Google is offering security experts a bounty to identify Android app flaws as the Alphabet unit seeks to wipe out bugs from its Google Play store.
Each flaw will score at least $1,000 under the program announced on Thursday to back up automated checks that have failed to block malware and other problems that security experts say infect the 8-year-old app store far more than Apple’s rival App Store.
Thirteen apps are currently participating, including Tinder, Duolingo, Dropbox, Snapchat, and Headspace.
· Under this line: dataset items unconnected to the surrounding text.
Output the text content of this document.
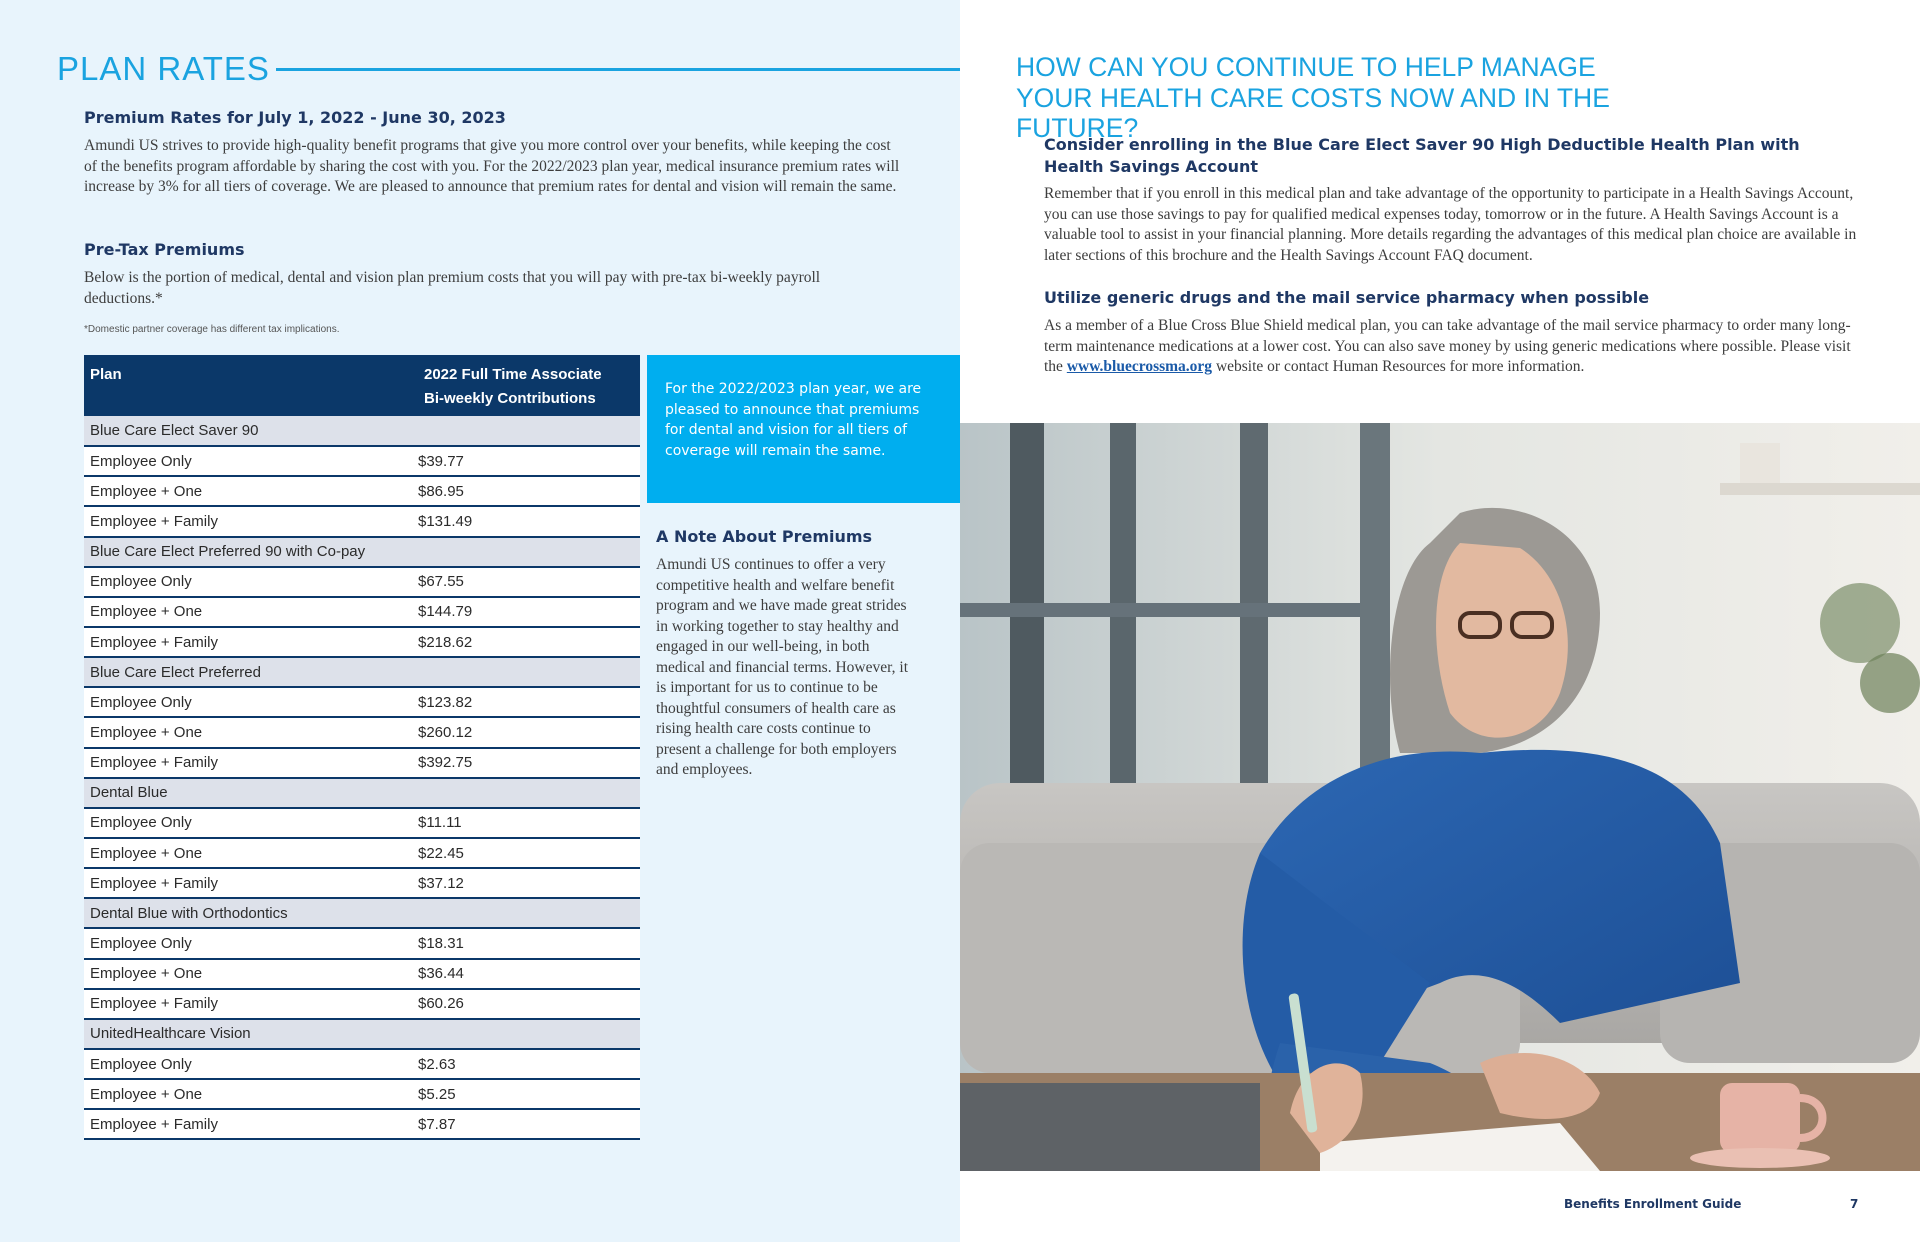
PLAN RATES
Premium Rates for July 1, 2022 - June 30, 2023

Amundi US strives to provide high-quality benefit programs that give you more control over your benefits, while keeping the cost of the benefits program affordable by sharing the cost with you. For the 2022/2023 plan year, medical insurance premium rates will increase by 3% for all tiers of coverage. We are pleased to announce that premium rates for dental and vision will remain the same.

Pre-Tax Premiums

Below is the portion of medical, dental and vision plan premium costs that you will pay with pre-tax bi-weekly payroll deductions.*

*Domestic partner coverage has different tax implications.
Plan	2022 Full Time Associate
Bi-weekly Contributions
Blue Care Elect Saver 90	
Employee Only	$39.77
Employee + One	$86.95
Employee + Family	$131.49
Blue Care Elect Preferred 90 with Co-pay	
Employee Only	$67.55
Employee + One	$144.79
Employee + Family	$218.62
Blue Care Elect Preferred	
Employee Only	$123.82
Employee + One	$260.12
Employee + Family	$392.75
Dental Blue	
Employee Only	$11.11
Employee + One	$22.45
Employee + Family	$37.12
Dental Blue with Orthodontics	
Employee Only	$18.31
Employee + One	$36.44
Employee + Family	$60.26
UnitedHealthcare Vision	
Employee Only	$2.63
Employee + One	$5.25
Employee + Family	$7.87

For the 2022/2023 plan year, we are pleased to announce that premiums for dental and vision for all tiers of coverage will remain the same.

A Note About Premiums

Amundi US continues to offer a very competitive health and welfare benefit program and we have made great strides in working together to stay healthy and engaged in our well-being, in both medical and financial terms. However, it is important for us to continue to be thoughtful consumers of health care as rising health care costs continue to present a challenge for both employers and employees.

HOW CAN YOU CONTINUE TO HELP MANAGE YOUR HEALTH CARE COSTS NOW AND IN THE FUTURE?
Consider enrolling in the Blue Care Elect Saver 90 High Deductible Health Plan with Health Savings Account

Remember that if you enroll in this medical plan and take advantage of the opportunity to participate in a Health Savings Account, you can use those savings to pay for qualified medical expenses today, tomorrow or in the future. A Health Savings Account is a valuable tool to assist in your financial planning. More details regarding the advantages of this medical plan choice are available in later sections of this brochure and the Health Savings Account FAQ document.

Utilize generic drugs and the mail service pharmacy when possible

As a member of a Blue Cross Blue Shield medical plan, you can take advantage of the mail service pharmacy to order many long-term maintenance medications at a lower cost. You can also save money by using generic medications where possible. Please visit the www.bluecrossma.org website or contact Human Resources for more information.

Benefits Enrollment Guide	7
Google will partner with HackerOne, a bug bounty program management website, to target a list of apps and flaws such as those that allow a hacker to redirect a user to a phishing website or infect a gadget with a virus.
Software scans cannot match a person’s ability to discover “a truly creative hack,” Vineet Buch, director of product management for Google Play Apps and Games, said in an interview.
The Google Play Security Reward Program effectively sponsors research into software created by other companies. Bug bounties by Microsoft Corp, Apple and Alphabet have been awarded only for tracing flaws in their own software.
“We don’t just care about our own apps, but rather the overall health of the ecosystem,” Buch said. “It’s like offering a reward for a missing person even if you don’t know who the missing person is personally.”
Google did not reveal the funding for its program, but said it would start small.
Google’s bug bounty program for its Android mobile operating system, launched in June 2015, doled out $1.5 million for hundreds of vulnerability reports over its first two years.